Довлатов был у меня за полгода до смерти. Собралась компания, все выпивали, а Сергей ничего не пил, говорил: мне врач сказал, что если в течение полугода не прикоснусь к спиртному, то могу выздороветь. Но потом не смог… Сейчас все стали с ним носиться, а тогда здесь никто его не знал, его упорно не печатали, только в самиздате что-то выхолило. Сначала Довлатов стал известен американскому читателю. У него появилась переводчица-американка, которая была вхожа в журнал «Нью-Йоркер». А в этом журнале напечататься — все равно что Героя Социалистического Труда получить. Я в нем тоже печатался. А у Сергея там выходил рассказ за рассказом, и он получал большие гонорары, известность. Его стиль точно совпал с минималистским лекалом американских журналов. В нем была недоговоренность, острый, но ненавязчивый юмор…
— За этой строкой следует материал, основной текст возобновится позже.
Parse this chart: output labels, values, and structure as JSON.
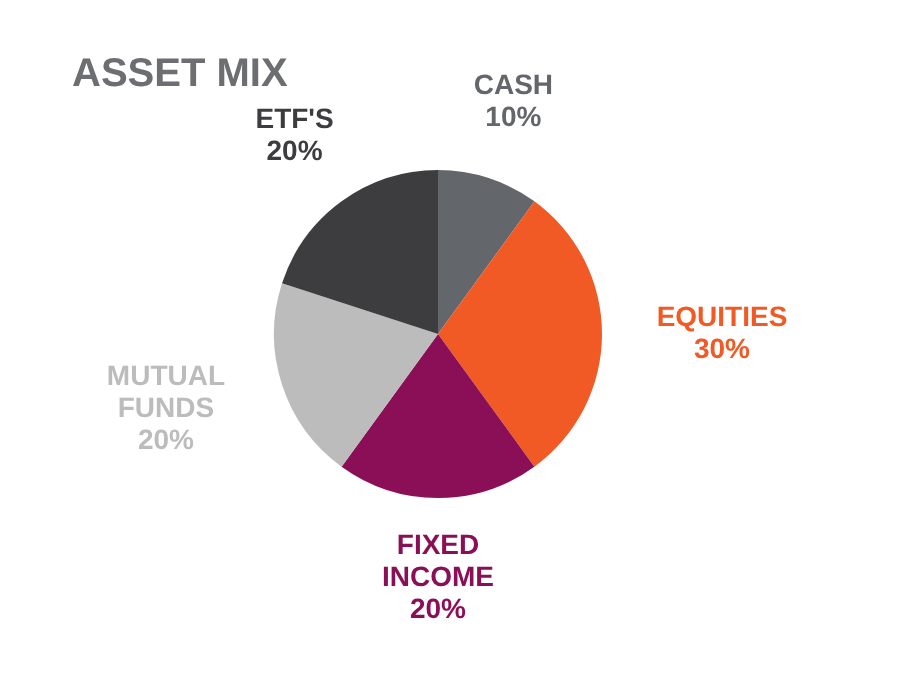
{
  "chart_data": {
    "type": "pie",
    "title": "ASSET MIX",
    "categories": [
      "CASH",
      "EQUITIES",
      "FIXED INCOME",
      "MUTUAL FUNDS",
      "ETF'S"
    ],
    "values": [
      10,
      30,
      20,
      20,
      20
    ],
    "value_labels": [
      "10%",
      "30%",
      "20%",
      "20%",
      "20%"
    ],
    "colors": [
      "#63666a",
      "#f15a24",
      "#8b0f57",
      "#bcbcbc",
      "#3d3d40"
    ],
    "legend": false
  }
}
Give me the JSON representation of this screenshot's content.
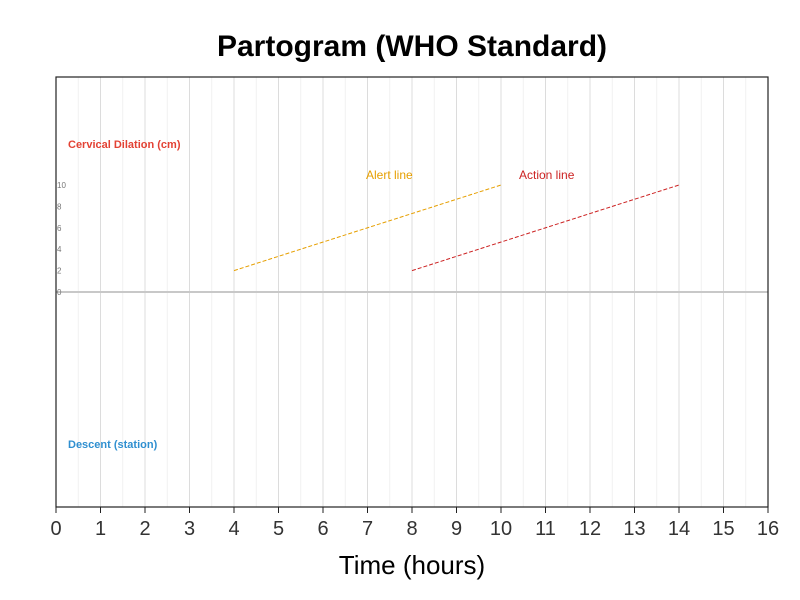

— Ваши взгляды как-то изменились за прошедшие годы?

— Взгляды у меня хамелеоновские — везде приспосабливаюсь. (Смеется.) А если всерьез, то они у меня как были, так и остались — антитоталитарные. Я западный либерал.


— Отшлифованный взаимодействием с другой культурной средой?

— У меня это вопросик патриотизма, между прочим. Когда я здесь — защищаю Запад, даже Америку. Когда я в Америке или в Европе — защищаю Россию. Мне не нравится, когда ее критикуют, бесит, если представляют по стереотипам. А здесь меня раздражает, как об американцах говорят, что они жирные и тупые.